On more, ahem, refined material, also played loudly, such as Bartók's Music for Strings, Percussion, and Celeste (LP, RCA/Classic LSC-2374), the increase in available power resulted in what I'd call a reduction of strain. It was as if the system found it easier to present the music, that having two amplifiers allowed the music to simply flow. Focus was, again, tightened—the attacks of pizzicato strings, percussion, and the celeste were sharp and precise, lending a holographic quality to their respective instrumental images. The sense of recording space—both depth and breadth—was also more fully realized. The overall result of this set of changes was an increase in musical involvement.
Nor were the improvements wrought by two ST-85s limited to the larger NHTs. Putting the Joseph Audio RM-7si speakers back into the system showed similar gains. The Stan Kenton Orchestra's Birthday in Britain (LP, Creative World ST1065) sounded vibrant and three-dimensional with one ST-85, but with two it climbed to a whole other level, coming almost to life.
Need an amplifier? Stereo, specifically? Do you have champagne tastes but a beer budget? (Okay, so "beer" here means "ultra-premium microbrew.") And, to complete our qualification questionnaire, would you like a well-defined upgrade path so you can improve your system in a straightforward, no-brainer manner as finances allow?

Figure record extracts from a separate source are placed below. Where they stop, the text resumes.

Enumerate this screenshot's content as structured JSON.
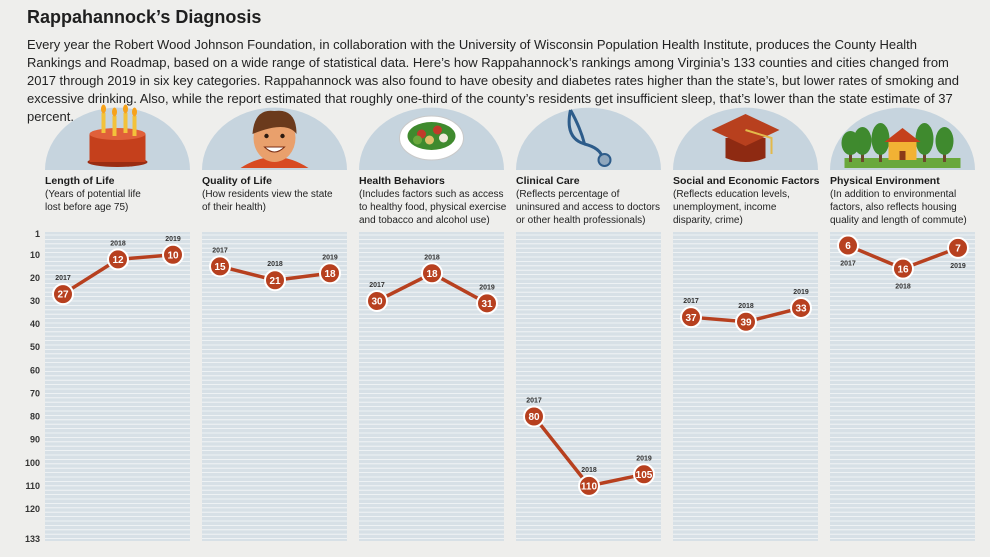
{
  "header": {
    "title": "Rappahannock’s Diagnosis",
    "intro": "Every year the Robert Wood Johnson Foundation, in collaboration with the University of Wisconsin Population Health Institute, produces the County Health Rankings and Roadmap, based on a wide range of statistical data. Here’s how Rappahannock’s rankings among Virginia’s 133 counties and cities changed from 2017 through 2019 in six key categories. Rappahannock was also found to have obesity and diabetes rates higher than the state’s, but lower rates of smoking and excessive drinking. Also, while the report estimated that roughly one-third of the county’s residents get insufficient sleep, that’s lower than the state estimate of 37 percent."
  },
  "colors": {
    "line": "#b7401f",
    "marker_fill": "#b7401f",
    "marker_ring": "#ffffff",
    "panel_bg": "#d7e0e6",
    "panel_lines": "#ffffff",
    "arch": "#c6d4de"
  },
  "chart_data": {
    "type": "line",
    "y_axis": {
      "ticks": [
        1,
        10,
        20,
        30,
        40,
        50,
        60,
        70,
        80,
        90,
        100,
        110,
        120,
        133
      ],
      "ylim": [
        1,
        133
      ],
      "inverted": true
    },
    "x": [
      "2017",
      "2018",
      "2019"
    ],
    "panels": [
      {
        "title": "Length of Life",
        "description": [
          "(Years of potential life",
          "lost before age 75)"
        ],
        "icon": "birthday-cake-icon",
        "values": [
          27,
          12,
          10
        ]
      },
      {
        "title": "Quality of Life",
        "description": [
          "(How residents view the state",
          "of their health)"
        ],
        "icon": "smiling-face-icon",
        "values": [
          15,
          21,
          18
        ]
      },
      {
        "title": "Health Behaviors",
        "description": [
          "(Includes factors such as access",
          "to healthy food, physical exercise",
          "and tobacco and alcohol use)"
        ],
        "icon": "salad-plate-icon",
        "values": [
          30,
          18,
          31
        ]
      },
      {
        "title": "Clinical Care",
        "description": [
          "(Reflects percentage of",
          "uninsured and access to doctors",
          "or other health professionals)"
        ],
        "icon": "stethoscope-icon",
        "values": [
          80,
          110,
          105
        ]
      },
      {
        "title": "Social and Economic Factors",
        "description": [
          "(Reflects education levels,",
          "unemployment, income",
          "disparity, crime)"
        ],
        "icon": "graduation-cap-icon",
        "values": [
          37,
          39,
          33
        ]
      },
      {
        "title": "Physical Environment",
        "description": [
          "(In addition to environmental",
          "factors, also reflects housing",
          "quality and length of commute)"
        ],
        "icon": "house-trees-icon",
        "values": [
          6,
          16,
          7
        ]
      }
    ]
  }
}
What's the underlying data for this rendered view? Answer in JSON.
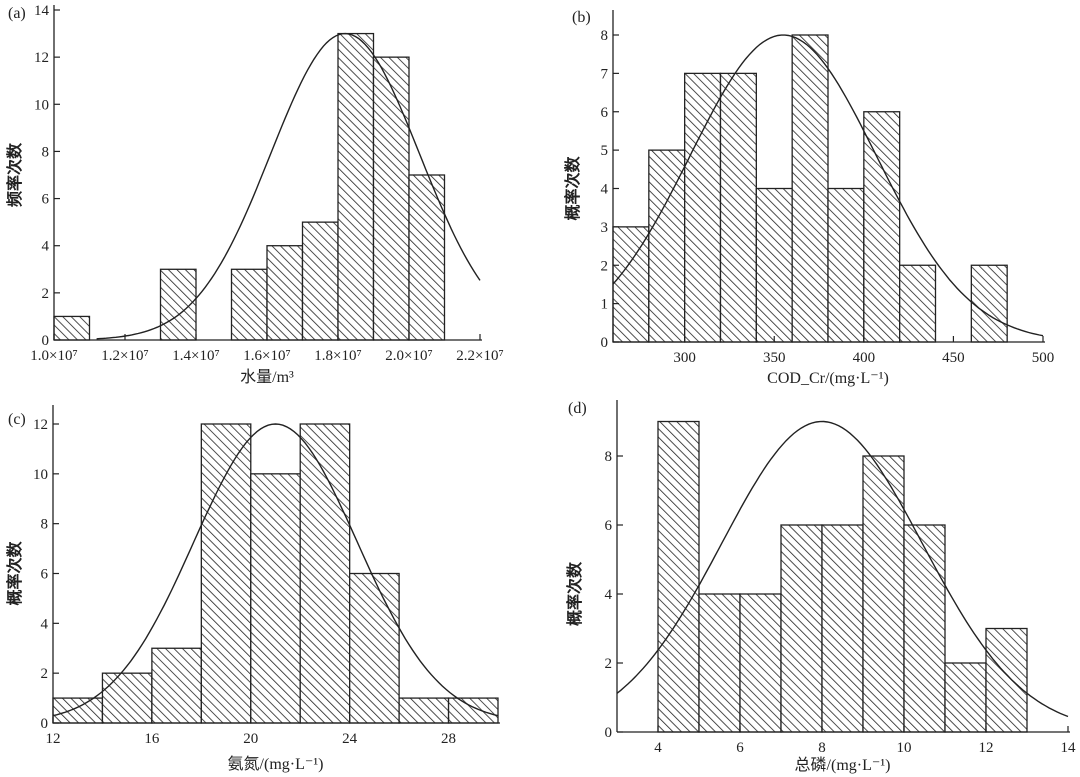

If so, step right up. The VTL ST-85 is solidly built and a breeze to use—biasing is easy, there's only one output tap, and it has a cover to keep nosy pets and kids from getting burned. It offers outstanding performance driving real-world speakers, performance so good that I'll bet my last EL34 you'll be as amazed as I was at the improvement when you upgrade by adding a second ST-85. After that, if you want to keep going up the VTL amplifier ladder, there are plenty of rungs to climb...but that's another story (footnote 2).
This story is about the ST-85, and it's one with a happy ending. The ST-85 is, in many ways, the finest amplifier I've had in my system. (The Bryston B-60R integrated is its main rival.) The VTL imparts a 3-D sense of the original event while retaining truth of timbre, a combination that very few components can match, at this or any price. Very highly recommended.
Footnote 2: You can read about the ST-85's bigger brothers in previous issues of Stereophile: the MB-175 Signature monoblocks, Vol.20 No.6, p.155; the MB-450 Signature monoblocks, Vol.19 No.7, p.170; the MB-750 Signature monoblocks, Vol.20 No.12, p.157; and the giant Wotan MB-1250 monoblocks, Vol.19 No.10, p.257.